5.04.2005

Pat Tillman: Another Example of the Military "Using" Our Soldiers

Yes, friendly fire happens. It does. In the heat of battle, certainly, it must be extremely difficult sometimes to tell who is who and whether the shots you're hearing are coming from the "enemy's" gun or from your buddy's.

But the case of Pat Tillman, the man who left a good sports career to fight for his country, exemplifies how the military - not the grunts but the guys way up the food chain - will do just about anything not to take "heat" for one of these situations. When caught, they'll lie and otherwise obfuscate.

Today, we learned that the military ordered Tillman's gear destroyed in the hours just after his death. Why? Well, because it would apparently be more obvious how he died.

Why did they go to this trouble? They say they didn't want to hurt the family, wanting instead for them to be able to grieve.

I'm pretty sure the family grieved regardless of exactly how Tillman died. But the top guns knew Tillman's death would be notable - as opposed to the way the military treats most of the soldier deaths and ALL of the civilian ones - and they probably really liked the PR of a so-called sports hero giving it all up for his country. To admit it was friendly fire ended the full glory of the sacrifice, at least apparently to Mr. Rumsfeld and Company. To me, and probably to many of you, Tillman's sacrifice is no less because he was killed by friendly fire.

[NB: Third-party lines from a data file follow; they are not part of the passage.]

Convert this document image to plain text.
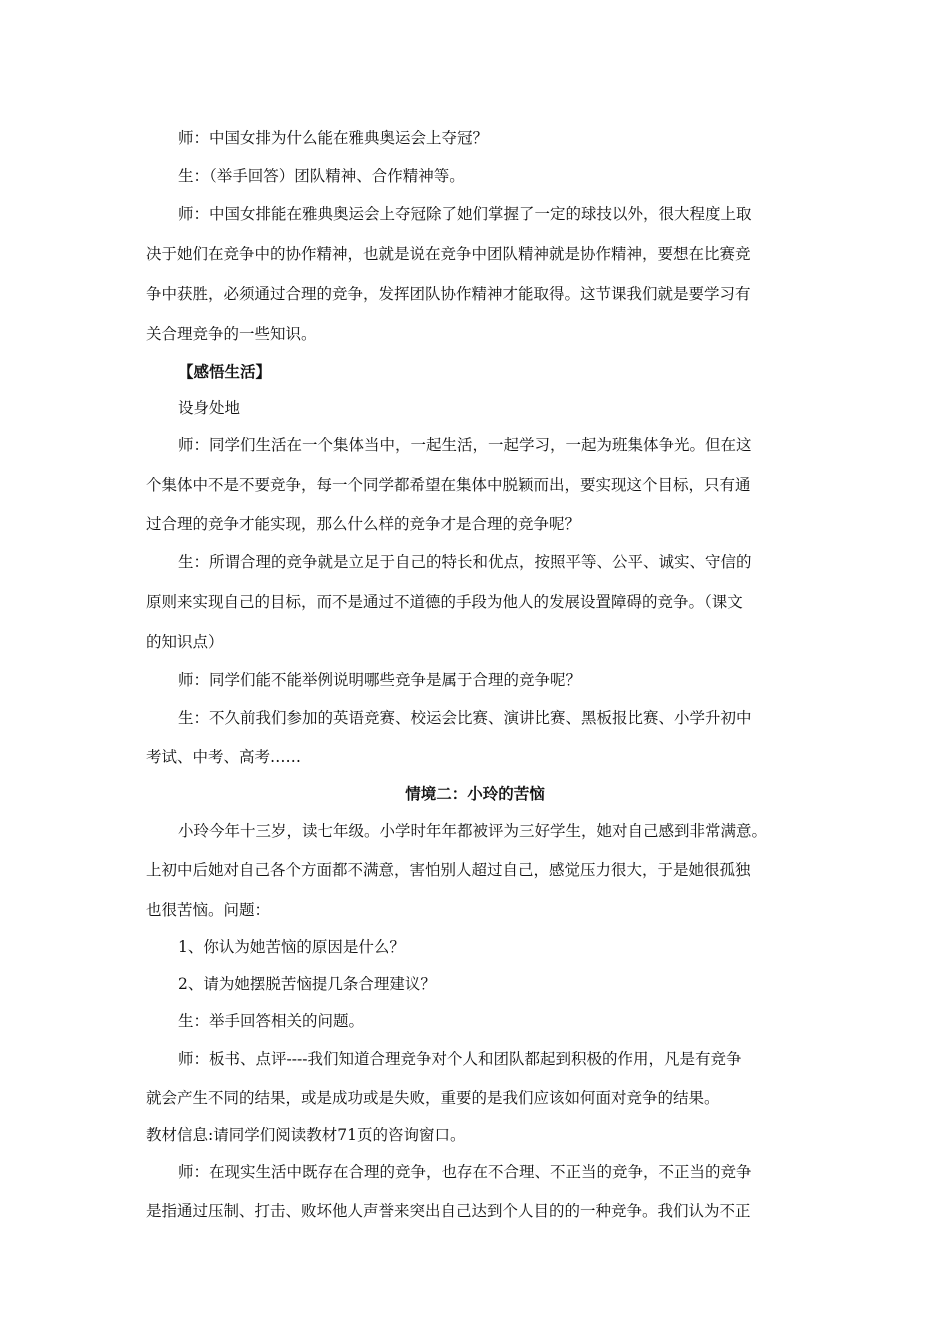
师：中国女排为什么能在雅典奥运会上夺冠？
生：（举手回答）团队精神、合作精神等。
师：中国女排能在雅典奥运会上夺冠除了她们掌握了一定的球技以外，很大程度上取
决于她们在竞争中的协作精神，也就是说在竞争中团队精神就是协作精神，要想在比赛竞
争中获胜，必须通过合理的竞争，发挥团队协作精神才能取得。这节课我们就是要学习有
关合理竞争的一些知识。
【感悟生活】
设身处地
师：同学们生活在一个集体当中，一起生活，一起学习，一起为班集体争光。但在这
个集体中不是不要竞争，每一个同学都希望在集体中脱颖而出，要实现这个目标，只有通
过合理的竞争才能实现，那么什么样的竞争才是合理的竞争呢？
生：所谓合理的竞争就是立足于自己的特长和优点，按照平等、公平、诚实、守信的
原则来实现自己的目标，而不是通过不道德的手段为他人的发展设置障碍的竞争。（课文
的知识点）
师：同学们能不能举例说明哪些竞争是属于合理的竞争呢？
生：不久前我们参加的英语竞赛、校运会比赛、演讲比赛、黑板报比赛、小学升初中
考试、中考、高考……
情境二：小玲的苦恼
小玲今年十三岁，读七年级。小学时年年都被评为三好学生，她对自己感到非常满意。
上初中后她对自己各个方面都不满意，害怕别人超过自己，感觉压力很大，于是她很孤独
也很苦恼。问题：
1、你认为她苦恼的原因是什么？
2、请为她摆脱苦恼提几条合理建议？
生：举手回答相关的问题。
师：板书、点评----我们知道合理竞争对个人和团队都起到积极的作用，凡是有竞争
就会产生不同的结果，或是成功或是失败，重要的是我们应该如何面对竞争的结果。
教材信息:请同学们阅读教材71页的咨询窗口。
师：在现实生活中既存在合理的竞争，也存在不合理、不正当的竞争，不正当的竞争
是指通过压制、打击、败坏他人声誉来突出自己达到个人目的的一种竞争。我们认为不正
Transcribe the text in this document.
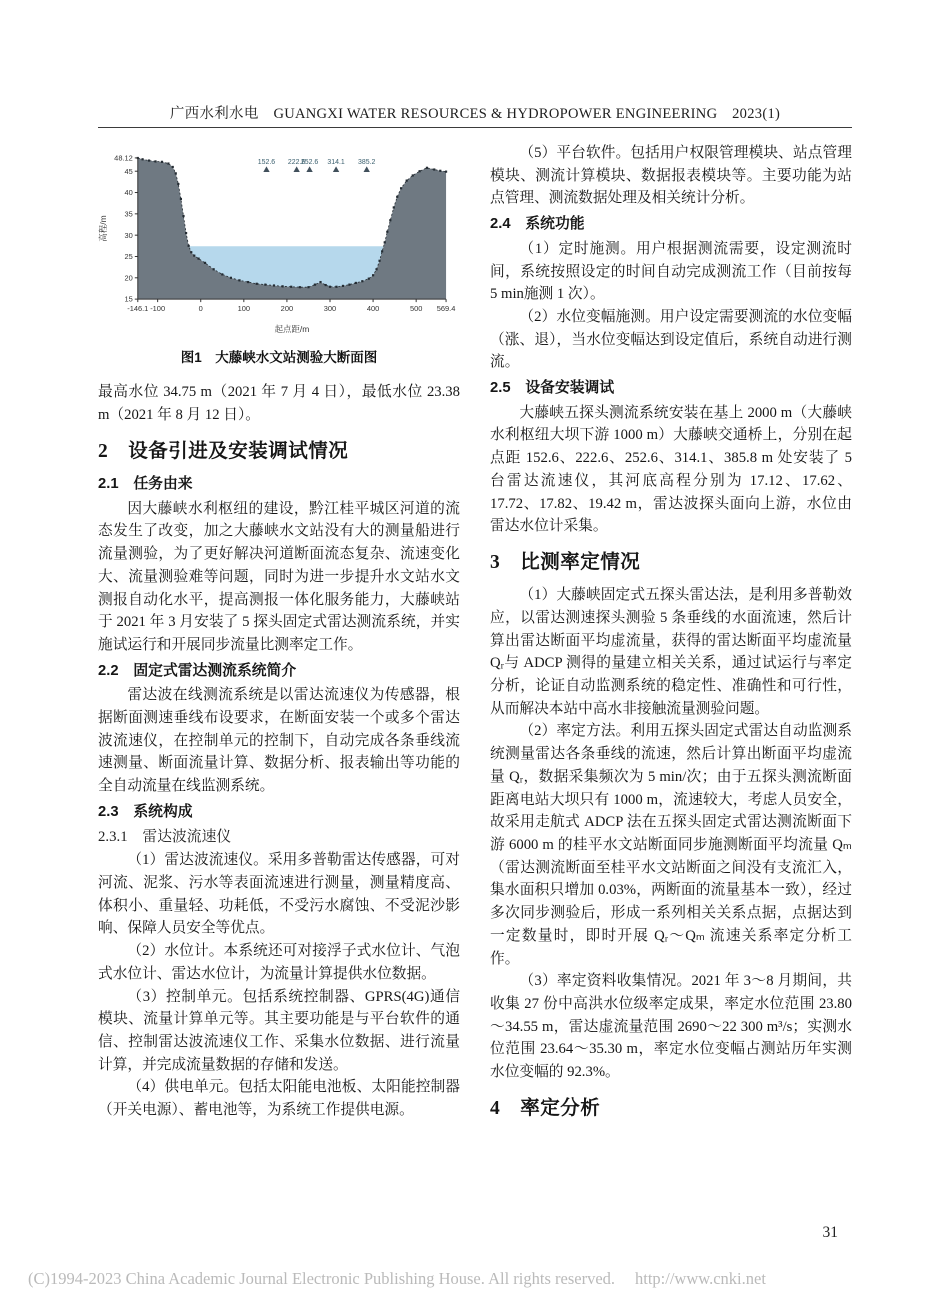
广西水利水电　GUANGXI WATER RESOURCES & HYDROPOWER ENGINEERING　2023(1)
48.12
45
40
35
30
25
20
15
-146.1 -100	0	100	200	300	400	500 569.4
起点距/m
高程/m
152.6 222.6
252.6 314.1 385.2
图1　大藤峡水文站测验大断面图

最高水位 34.75 m（2021 年 7 月 4 日），最低水位 23.38 m（2021 年 8 月 12 日）。

2　设备引进及安装调试情况
2.1　任务由来

因大藤峡水利枢纽的建设，黔江桂平城区河道的流态发生了改变，加之大藤峡水文站没有大的测量船进行流量测验，为了更好解决河道断面流态复杂、流速变化大、流量测验难等问题，同时为进一步提升水文站水文测报自动化水平，提高测报一体化服务能力，大藤峡站于 2021 年 3 月安装了 5 探头固定式雷达测流系统，并实施试运行和开展同步流量比测率定工作。

2.2　固定式雷达测流系统简介

雷达波在线测流系统是以雷达流速仪为传感器，根据断面测速垂线布设要求，在断面安装一个或多个雷达波流速仪，在控制单元的控制下，自动完成各条垂线流速测量、断面流量计算、数据分析、报表输出等功能的全自动流量在线监测系统。

2.3　系统构成
2.3.1　雷达波流速仪

（1）雷达波流速仪。采用多普勒雷达传感器，可对河流、泥浆、污水等表面流速进行测量，测量精度高、体积小、重量轻、功耗低，不受污水腐蚀、不受泥沙影响、保障人员安全等优点。

（2）水位计。本系统还可对接浮子式水位计、气泡式水位计、雷达水位计，为流量计算提供水位数据。

（3）控制单元。包括系统控制器、GPRS(4G)通信模块、流量计算单元等。其主要功能是与平台软件的通信、控制雷达波流速仪工作、采集水位数据、进行流量计算，并完成流量数据的存储和发送。

（4）供电单元。包括太阳能电池板、太阳能控制器（开关电源）、蓄电池等，为系统工作提供电源。

（5）平台软件。包括用户权限管理模块、站点管理模块、测流计算模块、数据报表模块等。主要功能为站点管理、测流数据处理及相关统计分析。

2.4　系统功能

（1）定时施测。用户根据测流需要，设定测流时间，系统按照设定的时间自动完成测流工作（目前按每 5 min施测 1 次）。

（2）水位变幅施测。用户设定需要测流的水位变幅（涨、退），当水位变幅达到设定值后，系统自动进行测流。

2.5　设备安装调试

大藤峡五探头测流系统安装在基上 2000 m（大藤峡水利枢纽大坝下游 1000 m）大藤峡交通桥上，分别在起点距 152.6、222.6、252.6、314.1、385.8 m 处安装了 5 台雷达流速仪，其河底高程分别为 17.12、17.62、17.72、17.82、19.42 m，雷达波探头面向上游，水位由雷达水位计采集。

3　比测率定情况

（1）大藤峡固定式五探头雷达法，是利用多普勒效应，以雷达测速探头测验 5 条垂线的水面流速，然后计算出雷达断面平均虚流量，获得的雷达断面平均虚流量 Qᵣ与 ADCP 测得的量建立相关关系，通过试运行与率定分析，论证自动监测系统的稳定性、准确性和可行性，从而解决本站中高水非接触流量测验问题。

（2）率定方法。利用五探头固定式雷达自动监测系统测量雷达各条垂线的流速，然后计算出断面平均虚流量 Qᵣ，数据采集频次为 5 min/次；由于五探头测流断面距离电站大坝只有 1000 m，流速较大，考虑人员安全，故采用走航式 ADCP 法在五探头固定式雷达测流断面下游 6000 m 的桂平水文站断面同步施测断面平均流量 Qₘ（雷达测流断面至桂平水文站断面之间没有支流汇入，集水面积只增加 0.03%，两断面的流量基本一致），经过多次同步测验后，形成一系列相关关系点据，点据达到一定数量时，即时开展 Qᵣ～Qₘ 流速关系率定分析工作。

（3）率定资料收集情况。2021 年 3～8 月期间，共收集 27 份中高洪水位级率定成果，率定水位范围 23.80～34.55 m，雷达虚流量范围 2690～22 300 m³/s；实测水位范围 23.64～35.30 m，率定水位变幅占测站历年实测水位变幅的 92.3%。

4　率定分析
31
(C)1994-2023 China Academic Journal Electronic Publishing House. All rights reserved. http://www.cnki.net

So I tend to think the illusion and the lie became much more important to the military. They used him to get him into the military - we've destroyed Afghanistan but where's bin Laden? and the Taliban is back in full operation including the stoning to death of a woman last week by the morality police - and then they used his death for good PR.

Yes, truth is often referred to as the first casualty of war. But this crew - Rummy and Myers and company - take the cake. They wouldn't know truth if they were fired upon by it. The truth is just one more thing to manipulate, like a Pat Tillman, or some 18-year-old from Kansas no one has ever heard of until his obit runs in the local paper.